Do you think Rust is a good choice for building the backend and search program in a project like this? Or should I stick to a full Python stack?

I want to balance performance (fast search, indexing) and simplicity (ease of development/deployment) since this is a college-level project but I’d also like it to stand out on my resume.

Any advice or suggestions from experienced Rust developers would be greatly appreciated!

Thanks!

Is creating your own full-text search engine a requirement of the course? Because if it is not, you might want to consider an industry-standard search engine like Elasticsearch instead. I've never written my own full-text search engine, but I expect it to be considerably more time consuming than integrating Elasticsearch into your Python project, especially given that an official Python client already exists.

3 Likes

My main question would be what sort of work would the Rust code you're writing be doing? If it's just binding to Tantivy or a set of baked queries that's not super interesting, and this approach will mainly serve to add a bunch of technical guff to get the two languages working together.

I'd say it's well worth it, however, if you can show some actual processing/"thinking" on the Rust side: it's main benefit is ease of writing clear, safe logic without massive performance loss, so this sort of approach works well if you can move some "kernel" of the main Python logic into Rust, and that kernel using Tantivy itself is more of an implementation detail to the Python side.

From reading the crate description it looks the the main thing added by an Elastisearch over Tantivy is distributed processing.
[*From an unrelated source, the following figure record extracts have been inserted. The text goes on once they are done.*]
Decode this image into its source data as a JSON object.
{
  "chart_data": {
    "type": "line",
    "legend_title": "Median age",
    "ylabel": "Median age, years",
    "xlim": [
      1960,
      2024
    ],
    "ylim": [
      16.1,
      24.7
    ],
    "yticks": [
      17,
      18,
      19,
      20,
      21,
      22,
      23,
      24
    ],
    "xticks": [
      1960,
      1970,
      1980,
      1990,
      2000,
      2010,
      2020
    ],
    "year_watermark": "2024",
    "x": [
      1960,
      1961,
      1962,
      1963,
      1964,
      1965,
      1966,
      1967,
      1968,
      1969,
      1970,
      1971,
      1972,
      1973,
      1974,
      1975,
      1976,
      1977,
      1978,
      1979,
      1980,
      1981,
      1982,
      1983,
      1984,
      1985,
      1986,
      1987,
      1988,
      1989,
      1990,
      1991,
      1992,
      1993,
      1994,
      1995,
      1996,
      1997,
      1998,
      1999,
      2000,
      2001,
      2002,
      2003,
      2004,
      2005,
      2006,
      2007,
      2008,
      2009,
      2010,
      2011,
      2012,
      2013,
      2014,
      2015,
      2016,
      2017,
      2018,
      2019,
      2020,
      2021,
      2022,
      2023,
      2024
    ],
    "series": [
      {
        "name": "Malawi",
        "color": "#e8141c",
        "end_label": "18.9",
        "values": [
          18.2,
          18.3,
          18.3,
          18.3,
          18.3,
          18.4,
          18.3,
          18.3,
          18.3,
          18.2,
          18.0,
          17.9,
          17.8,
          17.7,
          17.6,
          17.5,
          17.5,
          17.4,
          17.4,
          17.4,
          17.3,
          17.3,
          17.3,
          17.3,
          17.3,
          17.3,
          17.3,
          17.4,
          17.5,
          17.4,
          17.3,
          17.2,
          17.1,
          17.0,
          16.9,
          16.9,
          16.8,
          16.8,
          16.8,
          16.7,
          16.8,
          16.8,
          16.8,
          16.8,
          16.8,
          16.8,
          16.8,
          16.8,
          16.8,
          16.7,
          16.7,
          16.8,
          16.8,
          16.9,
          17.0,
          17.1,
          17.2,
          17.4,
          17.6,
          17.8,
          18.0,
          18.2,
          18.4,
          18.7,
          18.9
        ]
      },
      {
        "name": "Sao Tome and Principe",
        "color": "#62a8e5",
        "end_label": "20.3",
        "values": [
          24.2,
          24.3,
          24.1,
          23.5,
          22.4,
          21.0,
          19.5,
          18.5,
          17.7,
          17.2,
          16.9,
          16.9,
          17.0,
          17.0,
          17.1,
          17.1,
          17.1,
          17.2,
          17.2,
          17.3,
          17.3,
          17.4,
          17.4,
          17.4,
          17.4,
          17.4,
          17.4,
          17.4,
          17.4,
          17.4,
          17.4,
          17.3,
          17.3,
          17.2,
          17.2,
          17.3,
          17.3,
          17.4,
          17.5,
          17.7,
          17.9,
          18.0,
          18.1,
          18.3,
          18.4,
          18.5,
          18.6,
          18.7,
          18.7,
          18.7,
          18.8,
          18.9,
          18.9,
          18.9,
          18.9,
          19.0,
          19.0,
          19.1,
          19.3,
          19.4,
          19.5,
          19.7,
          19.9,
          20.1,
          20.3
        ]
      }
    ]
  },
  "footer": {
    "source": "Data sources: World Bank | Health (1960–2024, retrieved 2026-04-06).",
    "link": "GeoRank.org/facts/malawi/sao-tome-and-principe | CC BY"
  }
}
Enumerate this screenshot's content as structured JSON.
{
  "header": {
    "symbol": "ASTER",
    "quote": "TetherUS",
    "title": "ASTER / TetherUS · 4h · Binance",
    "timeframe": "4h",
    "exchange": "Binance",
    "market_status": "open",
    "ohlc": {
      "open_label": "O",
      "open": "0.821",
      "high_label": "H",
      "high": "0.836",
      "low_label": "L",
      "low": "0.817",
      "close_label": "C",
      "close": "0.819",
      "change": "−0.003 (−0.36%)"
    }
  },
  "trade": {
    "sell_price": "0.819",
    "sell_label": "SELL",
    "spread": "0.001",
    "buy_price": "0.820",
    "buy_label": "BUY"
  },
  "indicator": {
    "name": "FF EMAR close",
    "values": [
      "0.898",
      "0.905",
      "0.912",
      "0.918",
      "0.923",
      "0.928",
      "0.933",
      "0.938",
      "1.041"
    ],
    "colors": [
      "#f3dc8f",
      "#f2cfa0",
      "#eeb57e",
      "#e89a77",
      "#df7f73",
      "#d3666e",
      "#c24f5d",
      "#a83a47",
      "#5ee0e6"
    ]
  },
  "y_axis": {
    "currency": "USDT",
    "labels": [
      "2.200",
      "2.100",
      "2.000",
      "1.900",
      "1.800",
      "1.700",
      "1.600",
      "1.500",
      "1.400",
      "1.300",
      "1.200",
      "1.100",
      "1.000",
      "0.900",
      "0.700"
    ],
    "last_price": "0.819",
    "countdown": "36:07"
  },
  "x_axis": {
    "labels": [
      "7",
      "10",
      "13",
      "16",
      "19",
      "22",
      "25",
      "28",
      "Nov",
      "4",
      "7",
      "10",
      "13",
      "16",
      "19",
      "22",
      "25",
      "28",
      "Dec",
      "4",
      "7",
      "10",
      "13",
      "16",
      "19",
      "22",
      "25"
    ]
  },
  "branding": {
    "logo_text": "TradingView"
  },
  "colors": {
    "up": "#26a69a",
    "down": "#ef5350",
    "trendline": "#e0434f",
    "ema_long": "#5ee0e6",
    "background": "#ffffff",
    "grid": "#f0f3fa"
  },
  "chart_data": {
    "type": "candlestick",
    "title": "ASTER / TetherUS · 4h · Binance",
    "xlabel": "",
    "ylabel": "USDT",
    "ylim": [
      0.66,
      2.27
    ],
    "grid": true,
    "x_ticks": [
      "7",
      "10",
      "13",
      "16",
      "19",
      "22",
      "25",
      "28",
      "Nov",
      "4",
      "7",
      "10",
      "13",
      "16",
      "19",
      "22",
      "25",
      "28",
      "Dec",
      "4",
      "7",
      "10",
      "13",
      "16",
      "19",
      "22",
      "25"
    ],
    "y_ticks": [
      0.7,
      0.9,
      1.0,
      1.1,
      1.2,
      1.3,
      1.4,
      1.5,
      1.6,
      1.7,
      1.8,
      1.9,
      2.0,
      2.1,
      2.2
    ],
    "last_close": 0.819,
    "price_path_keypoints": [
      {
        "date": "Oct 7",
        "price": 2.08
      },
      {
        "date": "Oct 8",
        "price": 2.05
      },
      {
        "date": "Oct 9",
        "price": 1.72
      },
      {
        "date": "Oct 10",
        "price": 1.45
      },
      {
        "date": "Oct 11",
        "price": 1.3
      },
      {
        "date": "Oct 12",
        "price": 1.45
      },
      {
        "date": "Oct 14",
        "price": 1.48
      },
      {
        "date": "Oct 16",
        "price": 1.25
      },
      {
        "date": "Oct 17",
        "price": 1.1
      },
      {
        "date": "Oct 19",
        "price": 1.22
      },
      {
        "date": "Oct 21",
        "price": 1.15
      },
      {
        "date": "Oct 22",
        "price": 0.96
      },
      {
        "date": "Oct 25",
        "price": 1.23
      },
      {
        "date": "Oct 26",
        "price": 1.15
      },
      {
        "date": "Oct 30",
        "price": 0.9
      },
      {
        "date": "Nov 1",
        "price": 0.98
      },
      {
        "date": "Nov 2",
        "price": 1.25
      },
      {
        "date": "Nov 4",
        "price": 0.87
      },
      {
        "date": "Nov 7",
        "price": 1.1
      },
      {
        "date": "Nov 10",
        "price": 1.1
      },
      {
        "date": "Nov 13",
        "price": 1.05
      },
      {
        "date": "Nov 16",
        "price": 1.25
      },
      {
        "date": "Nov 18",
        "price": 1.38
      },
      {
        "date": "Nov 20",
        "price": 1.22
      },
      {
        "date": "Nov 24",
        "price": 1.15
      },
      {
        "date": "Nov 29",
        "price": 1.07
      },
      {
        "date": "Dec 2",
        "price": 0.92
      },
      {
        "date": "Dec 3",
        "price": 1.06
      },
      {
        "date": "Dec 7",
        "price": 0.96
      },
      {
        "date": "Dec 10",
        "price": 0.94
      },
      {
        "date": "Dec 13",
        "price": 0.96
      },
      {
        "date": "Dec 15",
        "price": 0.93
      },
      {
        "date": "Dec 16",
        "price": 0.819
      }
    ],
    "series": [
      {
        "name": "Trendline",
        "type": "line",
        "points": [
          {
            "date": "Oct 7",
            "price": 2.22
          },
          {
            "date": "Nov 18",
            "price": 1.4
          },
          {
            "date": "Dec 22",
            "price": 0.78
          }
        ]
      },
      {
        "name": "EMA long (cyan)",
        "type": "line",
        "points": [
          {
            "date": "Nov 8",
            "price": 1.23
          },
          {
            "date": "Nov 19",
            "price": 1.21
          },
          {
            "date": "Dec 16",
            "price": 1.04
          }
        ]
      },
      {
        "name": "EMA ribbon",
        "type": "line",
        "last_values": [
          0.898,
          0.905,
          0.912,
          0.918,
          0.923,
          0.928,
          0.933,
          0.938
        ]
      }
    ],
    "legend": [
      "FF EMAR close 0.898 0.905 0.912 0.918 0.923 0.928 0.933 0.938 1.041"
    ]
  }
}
It's not clear to me how a research AI agent would use such a thing, since it's unlikely this will be getting a cloud deployment...

1 Like

I think I would get the whole project basically working in Python first. Then add Rust if it still seems like a good idea.
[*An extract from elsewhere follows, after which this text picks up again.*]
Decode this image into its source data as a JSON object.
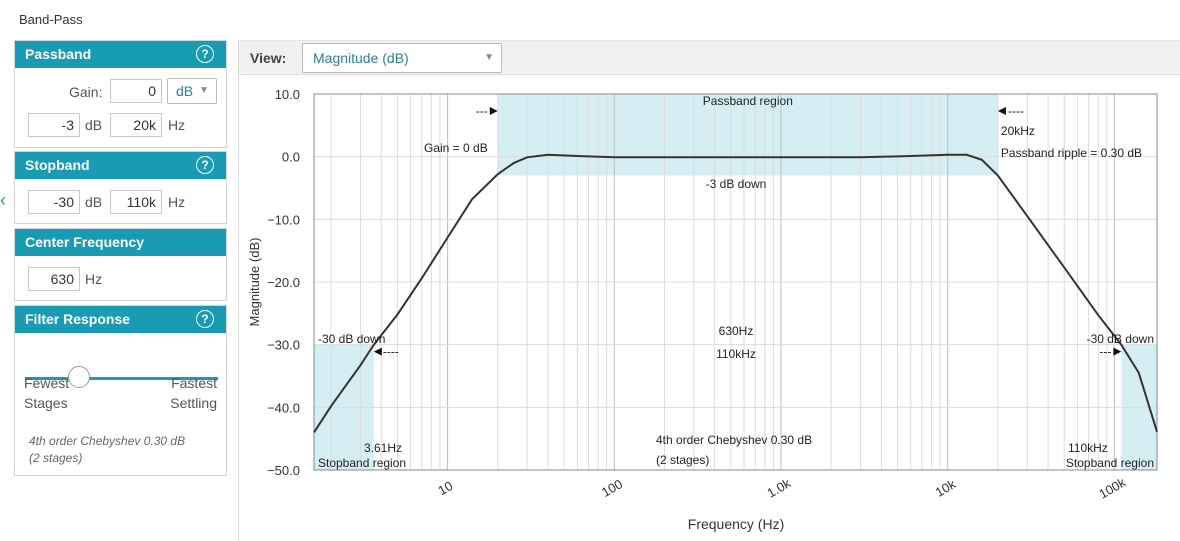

You might not know yet what problem you should spend your time on. It seems premature to assume it's search speed. Maybe tantivy-py is fast enough. Maybe that time will be better spent on search quality, getting the model to fit in your computer's memory, AI compute speed, prompt engineering, your write-up—it could be anything.

2 Likes

If learning Rust is a goal of your research, then why not? But if not, then stay away of Rust, you will waste a lot time for nothing.

2 Likes

Other benefits besides horizontal scaling—which indeed is probably not particularly interesting for a PoC-style student project—I see:

  • You get the whole ELK-stack, including data ingestion, monitoring and a visual database editor, which I like to use to prototype queries and indices
  • Elasticsearch offers more features than full-text search, like vector search, which might also be interesting for OP, given that their application is LLM-centric
  • You get an API (plus a client) that has evolved for years. Depending on how flexible OPs solution has to be and how the final project is being graded, writing your own API (be that a server or a library directly embedded into the Python project) might be considerably more time consuming for little benefit to the final grade
  • OP wants the project to stand out on the resume. I'm not a recruiter, but from my personal experience, plugging together different services and APIs is pretty much how a user-facing application is developed today. Combining this with the fact that DevOps is still quite en vogue, I think if OP can demonstrate how to use and deploy (explicitly mentioned as a requirement in the topic description) a service like the ELK-stack effectively, they'll stand out more

Sorry if this is off topic; but since you're all here:

I'm working on an open source website, SuttaCentral. Our search engine is pretty rough, and uses the ArangoDB built in indexing and querying. Short of doing a masters degree, can anyone recommend resources, academic or otherwise for building search engines?

This topic was automatically closed 90 days after the last reply. We invite you to open a new topic if you have further questions or comments.